UNCITRAL Model Law on International Credit Transfers (1992) The Model Law, adopted in 1992, deals with operations beginning with an instruction by an originator to a bank to place at the disposal of a beneficiary a specified amount of money. It covers such matters as the obligations of a sender of the instruction and of a receiving bank, time of payment of a receiving bank and liability of a bank to its sender or to the originator when the transfer is delayed or other error occurs.

United Nations Convention on Independent Guarantees and Stand-by Letters of Credit (New York, 1995) The Convention was adopted by the General Assembly on 11 December 1995. It is designed to facilitate the use of independent guarantees and stand-by letters of credit, in particular where only one or the other of those instruments may be traditionally in use. The Convention also solidifies recognition of common basic principles and characteristics shared by the independent guarantee and the stand-by letter of credit.
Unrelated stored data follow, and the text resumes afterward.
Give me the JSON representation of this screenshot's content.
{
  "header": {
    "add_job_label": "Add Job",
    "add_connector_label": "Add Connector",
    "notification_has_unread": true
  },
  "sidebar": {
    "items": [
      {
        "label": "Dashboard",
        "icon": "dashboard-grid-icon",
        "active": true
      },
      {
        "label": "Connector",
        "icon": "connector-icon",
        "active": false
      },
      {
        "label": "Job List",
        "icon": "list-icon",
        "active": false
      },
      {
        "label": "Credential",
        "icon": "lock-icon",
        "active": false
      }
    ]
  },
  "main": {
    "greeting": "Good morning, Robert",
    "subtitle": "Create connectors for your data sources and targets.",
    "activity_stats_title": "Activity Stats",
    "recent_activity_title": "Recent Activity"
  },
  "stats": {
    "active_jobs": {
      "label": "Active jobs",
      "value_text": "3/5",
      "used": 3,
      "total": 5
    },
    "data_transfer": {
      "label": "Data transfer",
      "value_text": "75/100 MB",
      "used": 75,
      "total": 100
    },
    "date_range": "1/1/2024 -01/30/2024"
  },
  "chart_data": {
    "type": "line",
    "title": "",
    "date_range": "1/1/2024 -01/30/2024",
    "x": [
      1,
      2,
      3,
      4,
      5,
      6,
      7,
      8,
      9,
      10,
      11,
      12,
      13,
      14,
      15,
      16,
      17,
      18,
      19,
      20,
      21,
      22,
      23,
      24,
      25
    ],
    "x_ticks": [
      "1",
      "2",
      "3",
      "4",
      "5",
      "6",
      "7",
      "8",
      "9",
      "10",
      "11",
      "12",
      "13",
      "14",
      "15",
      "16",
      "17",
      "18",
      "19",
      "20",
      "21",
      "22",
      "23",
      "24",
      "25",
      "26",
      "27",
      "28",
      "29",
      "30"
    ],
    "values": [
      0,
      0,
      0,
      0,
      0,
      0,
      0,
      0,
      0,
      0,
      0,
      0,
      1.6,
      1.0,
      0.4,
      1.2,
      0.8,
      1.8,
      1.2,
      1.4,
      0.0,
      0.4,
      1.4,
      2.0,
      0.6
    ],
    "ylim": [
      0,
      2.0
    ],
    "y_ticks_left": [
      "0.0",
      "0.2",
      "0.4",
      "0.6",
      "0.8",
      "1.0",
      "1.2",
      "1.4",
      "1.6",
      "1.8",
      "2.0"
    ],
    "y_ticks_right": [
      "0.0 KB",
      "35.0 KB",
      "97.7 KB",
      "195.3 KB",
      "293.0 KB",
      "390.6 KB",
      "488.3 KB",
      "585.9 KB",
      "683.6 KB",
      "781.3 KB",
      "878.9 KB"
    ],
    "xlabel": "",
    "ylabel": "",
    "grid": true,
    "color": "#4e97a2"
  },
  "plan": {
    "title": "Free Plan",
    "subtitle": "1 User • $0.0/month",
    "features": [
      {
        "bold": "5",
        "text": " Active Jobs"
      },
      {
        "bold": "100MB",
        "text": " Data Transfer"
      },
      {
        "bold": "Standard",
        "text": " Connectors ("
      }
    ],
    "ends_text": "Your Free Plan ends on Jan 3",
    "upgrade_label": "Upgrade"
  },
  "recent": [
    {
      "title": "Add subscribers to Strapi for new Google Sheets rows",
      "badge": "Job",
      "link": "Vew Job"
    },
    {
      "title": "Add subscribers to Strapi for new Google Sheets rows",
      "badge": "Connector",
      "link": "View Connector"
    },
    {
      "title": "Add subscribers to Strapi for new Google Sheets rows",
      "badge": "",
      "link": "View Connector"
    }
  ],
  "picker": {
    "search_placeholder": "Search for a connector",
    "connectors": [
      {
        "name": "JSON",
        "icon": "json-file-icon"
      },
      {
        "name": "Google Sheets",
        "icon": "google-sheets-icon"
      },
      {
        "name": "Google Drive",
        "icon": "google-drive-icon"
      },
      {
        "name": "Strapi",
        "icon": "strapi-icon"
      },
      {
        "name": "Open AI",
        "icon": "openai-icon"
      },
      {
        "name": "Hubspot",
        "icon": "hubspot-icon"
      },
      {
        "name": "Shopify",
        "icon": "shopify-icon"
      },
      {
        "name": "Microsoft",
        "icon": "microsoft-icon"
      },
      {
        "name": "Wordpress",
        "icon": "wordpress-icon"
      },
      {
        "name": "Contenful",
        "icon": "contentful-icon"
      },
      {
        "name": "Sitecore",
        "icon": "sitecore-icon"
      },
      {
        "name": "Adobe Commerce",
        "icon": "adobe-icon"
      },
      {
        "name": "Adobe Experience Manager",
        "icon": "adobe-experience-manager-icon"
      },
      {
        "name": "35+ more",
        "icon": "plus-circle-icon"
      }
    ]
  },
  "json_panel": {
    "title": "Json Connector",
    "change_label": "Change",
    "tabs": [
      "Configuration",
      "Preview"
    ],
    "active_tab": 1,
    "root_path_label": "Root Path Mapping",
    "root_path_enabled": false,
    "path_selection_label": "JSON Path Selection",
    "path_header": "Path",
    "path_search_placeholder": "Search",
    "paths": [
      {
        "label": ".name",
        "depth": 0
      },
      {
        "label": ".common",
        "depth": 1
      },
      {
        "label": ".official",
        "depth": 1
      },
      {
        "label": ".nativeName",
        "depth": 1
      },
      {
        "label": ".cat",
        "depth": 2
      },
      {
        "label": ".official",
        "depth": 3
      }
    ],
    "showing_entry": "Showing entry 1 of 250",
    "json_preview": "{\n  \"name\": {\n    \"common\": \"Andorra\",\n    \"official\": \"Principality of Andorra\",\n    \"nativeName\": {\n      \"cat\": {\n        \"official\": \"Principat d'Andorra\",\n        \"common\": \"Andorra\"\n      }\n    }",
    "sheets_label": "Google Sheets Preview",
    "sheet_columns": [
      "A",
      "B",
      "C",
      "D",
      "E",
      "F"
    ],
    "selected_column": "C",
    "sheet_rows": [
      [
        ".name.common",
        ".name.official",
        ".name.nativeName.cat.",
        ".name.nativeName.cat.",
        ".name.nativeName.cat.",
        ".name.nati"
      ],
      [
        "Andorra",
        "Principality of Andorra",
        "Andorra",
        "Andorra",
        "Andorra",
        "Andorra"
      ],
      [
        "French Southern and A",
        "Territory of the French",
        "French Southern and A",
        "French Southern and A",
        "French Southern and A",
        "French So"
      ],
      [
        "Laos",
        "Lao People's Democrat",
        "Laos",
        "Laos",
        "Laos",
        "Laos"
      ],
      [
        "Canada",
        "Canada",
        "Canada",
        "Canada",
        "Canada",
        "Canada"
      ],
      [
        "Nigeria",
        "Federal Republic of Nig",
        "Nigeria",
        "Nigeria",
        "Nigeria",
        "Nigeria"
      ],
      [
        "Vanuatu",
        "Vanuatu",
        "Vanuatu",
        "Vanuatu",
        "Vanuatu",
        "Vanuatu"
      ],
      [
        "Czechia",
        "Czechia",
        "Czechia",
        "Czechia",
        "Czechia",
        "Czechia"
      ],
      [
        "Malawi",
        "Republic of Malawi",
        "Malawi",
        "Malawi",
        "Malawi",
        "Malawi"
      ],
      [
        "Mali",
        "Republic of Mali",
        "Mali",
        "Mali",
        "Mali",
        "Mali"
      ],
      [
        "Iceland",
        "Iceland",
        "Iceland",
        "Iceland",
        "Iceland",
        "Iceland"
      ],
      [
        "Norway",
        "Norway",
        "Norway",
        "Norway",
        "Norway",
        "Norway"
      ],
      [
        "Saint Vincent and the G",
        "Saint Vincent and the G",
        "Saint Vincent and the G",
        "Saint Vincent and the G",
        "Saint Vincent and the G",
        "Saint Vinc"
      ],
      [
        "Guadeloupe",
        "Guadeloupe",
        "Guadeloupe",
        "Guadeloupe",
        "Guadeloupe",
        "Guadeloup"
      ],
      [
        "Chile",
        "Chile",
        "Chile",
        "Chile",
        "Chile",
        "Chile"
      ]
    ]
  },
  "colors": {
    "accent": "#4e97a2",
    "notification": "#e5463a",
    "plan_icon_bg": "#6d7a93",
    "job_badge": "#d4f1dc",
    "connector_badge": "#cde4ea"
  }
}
The Convention will enter into force upon the deposit of 5 instruments of ratification, acceptance, approval or accession.

United Nations Convention on the Assignment of Receivables in International Trade (2001) The main objective of the Convention is to promote the movement of goods and services across national borders by facilitating increased access to lower-cost credit. In order to achieve this objective, the Convention, inter alia: (1) removes legal obstacles to certain international financing practices (e.g. by validating assignments of future receivables and bulk assignments, and by partially invalidating contractual limitations to the assignment of receivables); (2) enhances certainty and predictability with respect to the law applicable to key issues (e.g. such as priority between competing claims); and (3) harmonizes domestic assignment laws by providing a regime governing priority between competing claims for States to opt-into.